Memahami Strategi Investasi Warren Buffett ketika Lepas Saham Apple
- Berkshire Hathaway menjual lebih dari 515 juta lembar saham Apple. Meski investasi Buffett di Apple jadi yang paling sukses, alasan strategi kas dan pajak membuatnya melepas kepemilikan besar.

Muhammad Imam Hatami
Author


JAKARTA, TRENASIA.ID - Warren Buffett sempat menjadi sorotan setelah Berkshire Hathaway, perusahaan investasinya, melepas sebagian besar saham Apple. Padahal, Apple selama ini menjadi investasi paling menguntungkan sepanjang karier sang “Oracle of Omaha”.
Berkshire Hathaway pertama kali masuk ke Apple pada awal 2016 dengan membeli saham senilai US$1 miliar atau sekitar Rp16,6 triliun. Investasi itu terus ditambah hingga mencapai sekitar US$39-40 miliar, setara dengan Rp647,4 triliun hingga Rp664 triliun.
Hasilnya luar biasa. Pada akhir 2023 nilai kepemilikan Buffett di Apple melonjak menjadi lebih dari US$150 miliar, yang jika dikonversi setara dengan Rp2.490 triliun. Keputusan tersebut terbukti bersejarah, karena menjadikan Apple sebagai investasi paling sukses dalam portofolio Buffett.

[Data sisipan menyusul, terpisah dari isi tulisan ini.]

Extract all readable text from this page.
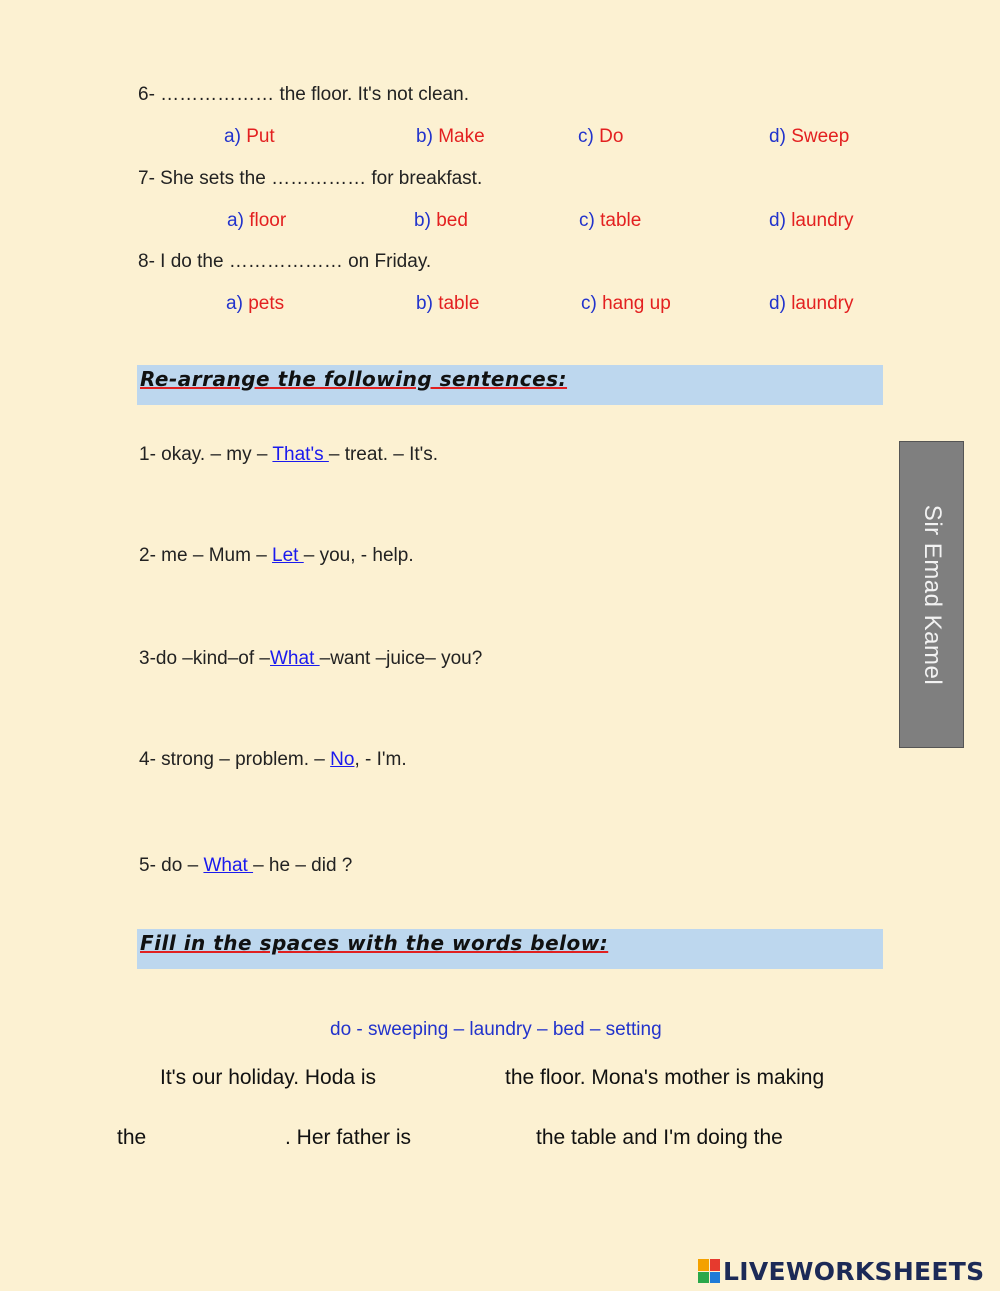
6- ……………… the floor. It's not clean.
a) Put	b) Make	c) Do	d) Sweep
7- She sets the …………… for breakfast.
a) floor	b) bed	c) table	d) laundry
8- I do the ……………… on Friday.
a) pets	b) table	c) hang up	d) laundry
Re-arrange the following sentences:
1- okay. – my – That's – treat. – It's.
2- me – Mum – Let – you, - help.
3-do –kind–of –What –want –juice– you?
4- strong – problem. – No, - I'm.
5- do – What – he – did ?
Sir Emad Kamel
Fill in the spaces with the words below:
do - sweeping – laundry – bed – setting
It's our holiday. Hoda is	the floor. Mona's mother is making
the	. Her father is	the table and I'm doing the
LIVEWORKSHEETS
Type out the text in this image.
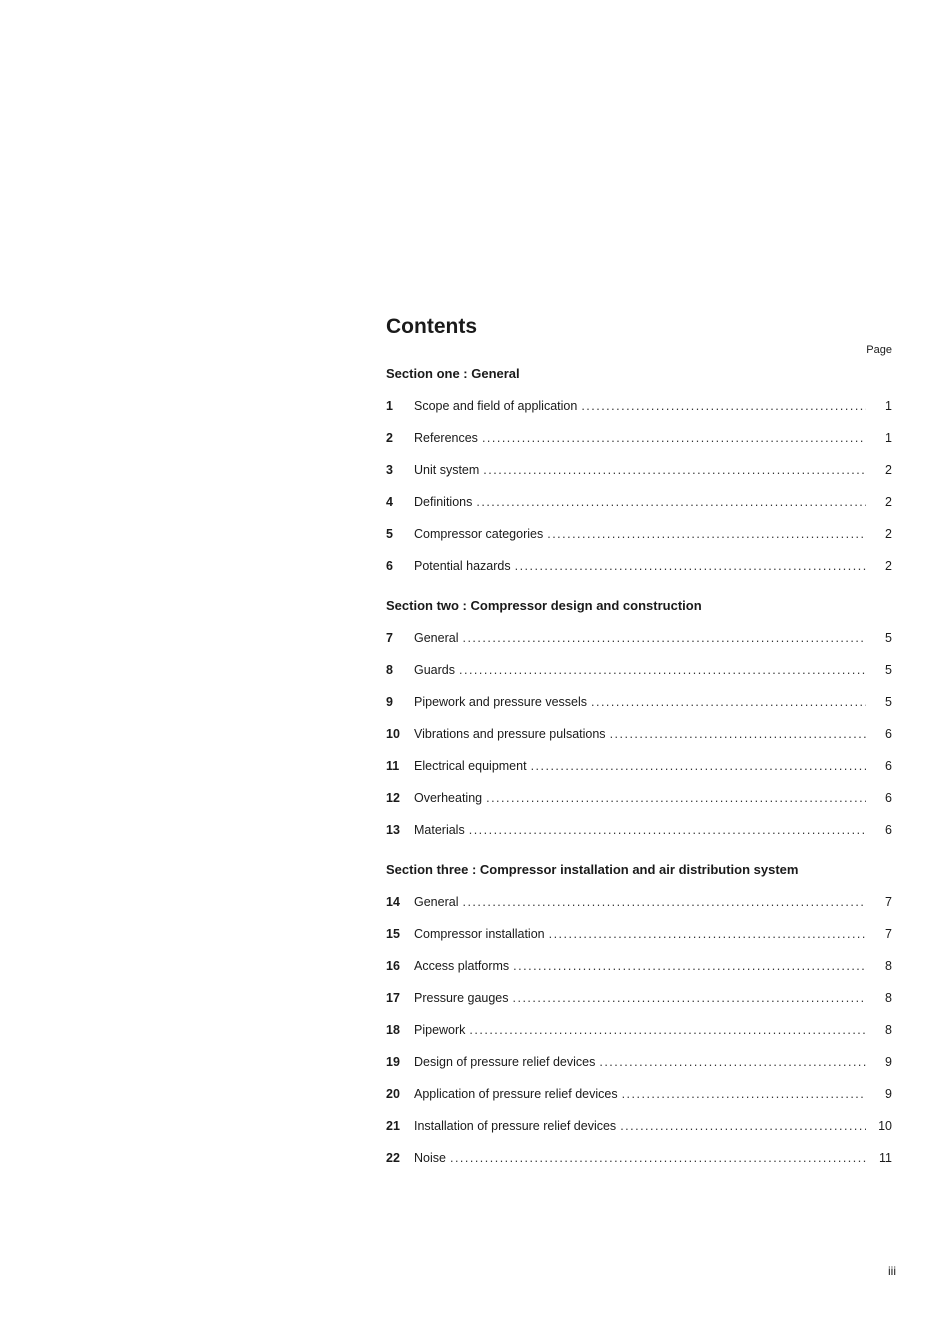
Contents
Page
Section one : General
1	Scope and field of application .....	1
2	References .....	1
3	Unit system .....	2
4	Definitions .....	2
5	Compressor categories .....	2
6	Potential hazards .....	2
Section two : Compressor design and construction
7	General .....	5
8	Guards .....	5
9	Pipework and pressure vessels .....	5
10	Vibrations and pressure pulsations .....	6
11	Electrical equipment .....	6
12	Overheating .....	6
13	Materials .....	6
Section three : Compressor installation and air distribution system
14	General .....	7
15	Compressor installation .....	7
16	Access platforms .....	8
17	Pressure gauges .....	8
18	Pipework .....	8
19	Design of pressure relief devices .....	9
20	Application of pressure relief devices .....	9
21	Installation of pressure relief devices .....	10
22	Noise .....	11
iii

Meski dikenal enggan menyentuh saham teknologi, Buffett melihat Apple bukan sekadar perusahaan teknologi, melainkan sebuah brand konsumen dengan loyalitas tinggi dan kekuatan harga yang kokoh. Prinsip investasinya yang menekankan pada esensi bisnis terbukti relevan, bahkan di tengah gejolak pasar global.
Baca juga : IHSG Tertekan, Cek Peluang Saham JPFA, CPIN, ULTJ, BSDE, TAPG
Lepas Saham Apple
Namun, pada tahun 2023 hingga 2024, Berkshire menjual sekitar 56% saham Apple atau lebih dari 515 juta lembar saham. Keputusan itu menimbulkan tanda tanya, mengingat potensi keuntungan Apple masih besar.
Buffett menyebut alasan utamanya adalah strategi keuangan. Berkshire ingin mengumpulkan kas besar untuk menghadapi ketidakpastian pasar. Selain itu, penjualan tersebut juga dilandasi pertimbangan pajak, karena keuntungan luar biasa dari Apple memicu kewajiban pajak yang signifikan.
Buffett menegaskan pihaknya tidak keberatan membayar pajak besar. Dengan tarif federal 21% atas keuntungan Apple, ia justru menyebut hal itu sebagai kontribusi wajar bagi perusahaan besar yang diuntungkan oleh sistem ekonomi Amerika Serikat. Bahkan, ia sempat menyindir, jika ada 800 perusahaan lain melakukan hal serupa, maka warga AS tak perlu lagi membayar pajak penghasilan.
Baca juga : 7 Negara dengan Sistem Kerja 4 Hari, Produktivitas dan Kesejahteraan Pekerja Naik
“Kami tidak keberatan membayar pajak di Berkshire, dan kami membayar tarif federal 21% atas keuntungan yang kami ambil dari Apple," ujar Buffet dilansir Reuters, Jumat, 26 September 2025.
Keputusan Buffett ini sekaligus menunjukkan prinsip lain yang selalu ia pegang: mengetahui kapan saat tepat untuk mengurangi kepemilikan, meski sebuah investasi masih menghasilkan keuntungan. Bagi Buffett, disiplin menjaga kas dan bertindak realistis di tengah turbulensi lebih penting daripada sekadar mempertahankan kejayaan sebuah saham.